Grandmother of the gymnast Emilie Volle, who participated in the Atlanta Olympic Games in 1996, she also wants to be a symbol for the women "who fought to compete sport like men". "My ideal has always been to unify the world", confides the centenarian. "And the Olympics are a great time to get to know other human beings".

Born in Austria in 1921 into a Jewish working-class family, Mélanie Berger began activism as a teenager in an extreme left group. " We were atheists and when I started to fight it was not for religious reasons, it was political", she emphasizes. "I am against all dictatorships."

After the annexation of Austria by Nazi Germany in 1938, she left her country, passed through Belgium and arrived in France, in Paris in the spring of 1939, disguised as a boy.


When France enters the war, all Austrians, even refugees, are perceived as enemies and the authorities put her on a train towards a camp near Pau. "At Clermont-Ferrand station, I jumped" from the carriage, she remembers. The other girls don't dare follow her. "They weren't political, they didn't know what a camp was"< /em>.

The young activist is well aware, on the contrary, that "when you have a chance, you must not let it pass you by."< /em>In 1940, she found herself in Montauban, where a group of Trotskyist militants of which she was part before the war began to reform. "With my French-sounding name, I rented an apartment in a dilapidated house, and from there, we could start work".

In complete discretion, the group wrote and distributed leaflets in German intended to turn back the soldiers of the Reich. In January 1942, the police raided this house and she was arrested. During the interrogation sessions, "I was mistreated, men beat me", says she modestly. "I have had after-effects, but I am still here!"

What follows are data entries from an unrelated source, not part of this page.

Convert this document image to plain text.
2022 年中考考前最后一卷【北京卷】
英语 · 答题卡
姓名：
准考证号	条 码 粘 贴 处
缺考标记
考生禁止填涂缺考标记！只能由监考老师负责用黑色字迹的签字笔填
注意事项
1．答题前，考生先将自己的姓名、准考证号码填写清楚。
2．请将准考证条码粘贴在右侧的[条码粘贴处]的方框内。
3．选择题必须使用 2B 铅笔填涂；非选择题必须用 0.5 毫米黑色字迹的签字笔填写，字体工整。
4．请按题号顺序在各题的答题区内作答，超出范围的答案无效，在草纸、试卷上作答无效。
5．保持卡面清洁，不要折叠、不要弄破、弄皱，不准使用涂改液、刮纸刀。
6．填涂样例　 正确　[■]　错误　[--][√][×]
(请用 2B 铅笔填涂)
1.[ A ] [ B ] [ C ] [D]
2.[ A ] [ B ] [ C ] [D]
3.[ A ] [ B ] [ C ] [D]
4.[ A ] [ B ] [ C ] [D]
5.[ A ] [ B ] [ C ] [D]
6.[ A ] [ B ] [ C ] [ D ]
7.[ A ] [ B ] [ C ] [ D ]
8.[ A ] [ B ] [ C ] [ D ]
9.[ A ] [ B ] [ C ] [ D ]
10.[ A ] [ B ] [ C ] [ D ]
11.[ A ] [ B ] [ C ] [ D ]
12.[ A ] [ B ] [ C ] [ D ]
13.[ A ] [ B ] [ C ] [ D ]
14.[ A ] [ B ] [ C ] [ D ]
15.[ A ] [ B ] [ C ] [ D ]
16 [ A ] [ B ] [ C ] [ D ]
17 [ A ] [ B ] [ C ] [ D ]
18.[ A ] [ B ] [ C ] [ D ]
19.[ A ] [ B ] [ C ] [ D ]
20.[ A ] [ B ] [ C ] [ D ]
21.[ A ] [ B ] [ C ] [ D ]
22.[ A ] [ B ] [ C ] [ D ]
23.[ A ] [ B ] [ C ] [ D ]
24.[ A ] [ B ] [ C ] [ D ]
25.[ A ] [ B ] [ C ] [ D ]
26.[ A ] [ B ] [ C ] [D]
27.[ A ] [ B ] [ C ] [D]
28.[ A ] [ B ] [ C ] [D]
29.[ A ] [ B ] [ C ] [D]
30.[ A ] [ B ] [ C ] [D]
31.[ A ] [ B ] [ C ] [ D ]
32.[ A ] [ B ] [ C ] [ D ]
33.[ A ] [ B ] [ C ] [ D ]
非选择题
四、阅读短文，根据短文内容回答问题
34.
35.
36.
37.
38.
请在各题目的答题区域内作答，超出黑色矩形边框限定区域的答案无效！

After 13 months of detention in Toulouse, she was transferred to Baumettes in Marseille. Members of his group, with the French resistance, then prepared his escape.

"No" to Nazism

On October 15, 1943, they came to pick her up, accompanied by a German soldier won over to the cause, while she was hospitalized for jaundice. "I escaped in my nightgown", she laughed again.

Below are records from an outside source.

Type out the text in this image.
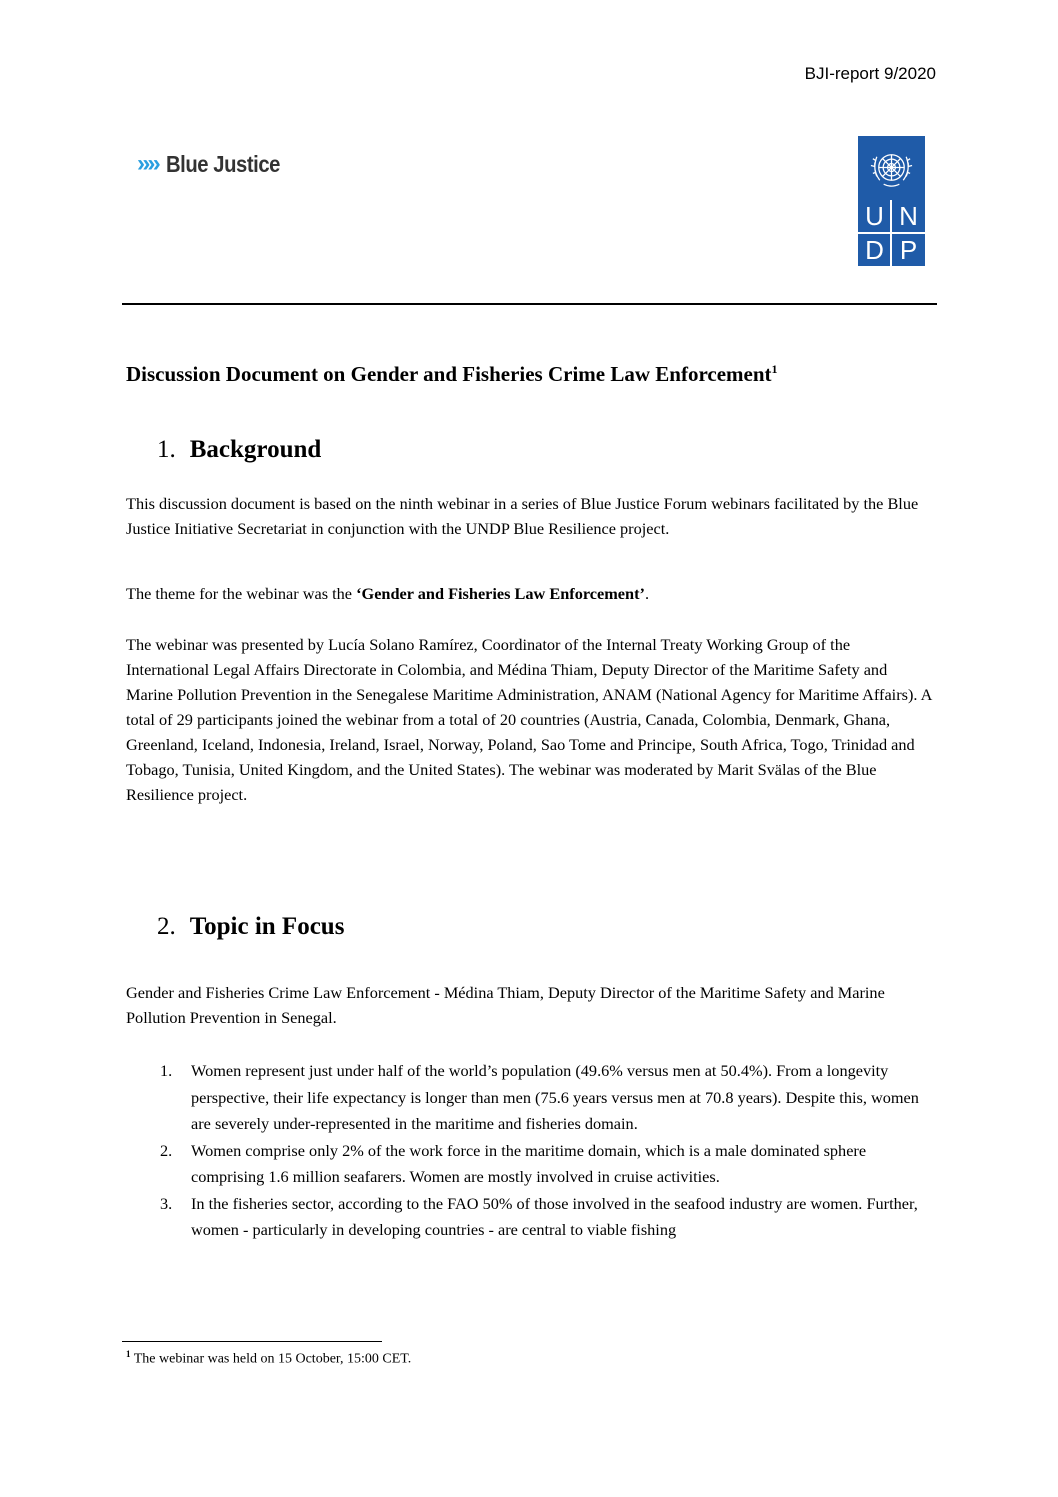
BJI-report 9/2020
»» Blue Justice
U N
D P
Discussion Document on Gender and Fisheries Crime Law Enforcement$^1$
1. Background
This discussion document is based on the ninth webinar in a series of Blue Justice Forum webinars facilitated by the Blue Justice Initiative Secretariat in conjunction with the UNDP Blue Resilience project.
The theme for the webinar was the ‘Gender and Fisheries Law Enforcement’.
The webinar was presented by Lucía Solano Ramírez, Coordinator of the Internal Treaty Working Group of the International Legal Affairs Directorate in Colombia, and Médina Thiam, Deputy Director of the Maritime Safety and Marine Pollution Prevention in the Senegalese Maritime Administration, ANAM (National Agency for Maritime Affairs). A total of 29 participants joined the webinar from a total of 20 countries (Austria, Canada, Colombia, Denmark, Ghana, Greenland, Iceland, Indonesia, Ireland, Israel, Norway, Poland, Sao Tome and Principe, South Africa, Togo, Trinidad and Tobago, Tunisia, United Kingdom, and the United States). The webinar was moderated by Marit Svälas of the Blue Resilience project.
2. Topic in Focus
Gender and Fisheries Crime Law Enforcement - Médina Thiam, Deputy Director of the Maritime Safety and Marine Pollution Prevention in Senegal.
1. Women represent just under half of the world’s population (49.6% versus men at 50.4%). From a longevity perspective, their life expectancy is longer than men (75.6 years versus men at 70.8 years). Despite this, women are severely under-represented in the maritime and fisheries domain.
2. Women comprise only 2% of the work force in the maritime domain, which is a male dominated sphere comprising 1.6 million seafarers. Women are mostly involved in cruise activities.
3. In the fisheries sector, according to the FAO 50% of those involved in the seafood industry are women. Further, women - particularly in developing countries - are central to viable fishing
$^1$ The webinar was held on 15 October, 15:00 CET.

Once recovered, she campaigned until the Liberation under false identities. After the war, she married Lucien Volle, also a resistance fighter who participated in the liberation of Puy-en-Velay. Together, the couple began to devote themselves to memory work. "We continually struggled to explain, not what we had done, but why we had done it", emphasizes Mélanie Volle-Berger.

She has since obtained multiple decorations, including the Legion of Honor. "I haven’not done much", she nevertheless believes. "But I said 'no'" to Nazism. Today very worried about the return of extremes in Europe, she hopes that young people will in turn know how to defend democracy. And despite her great age, she intends to take advantage of the Olympics to make her message resonate. "I wanted to change the world and I still want to change it".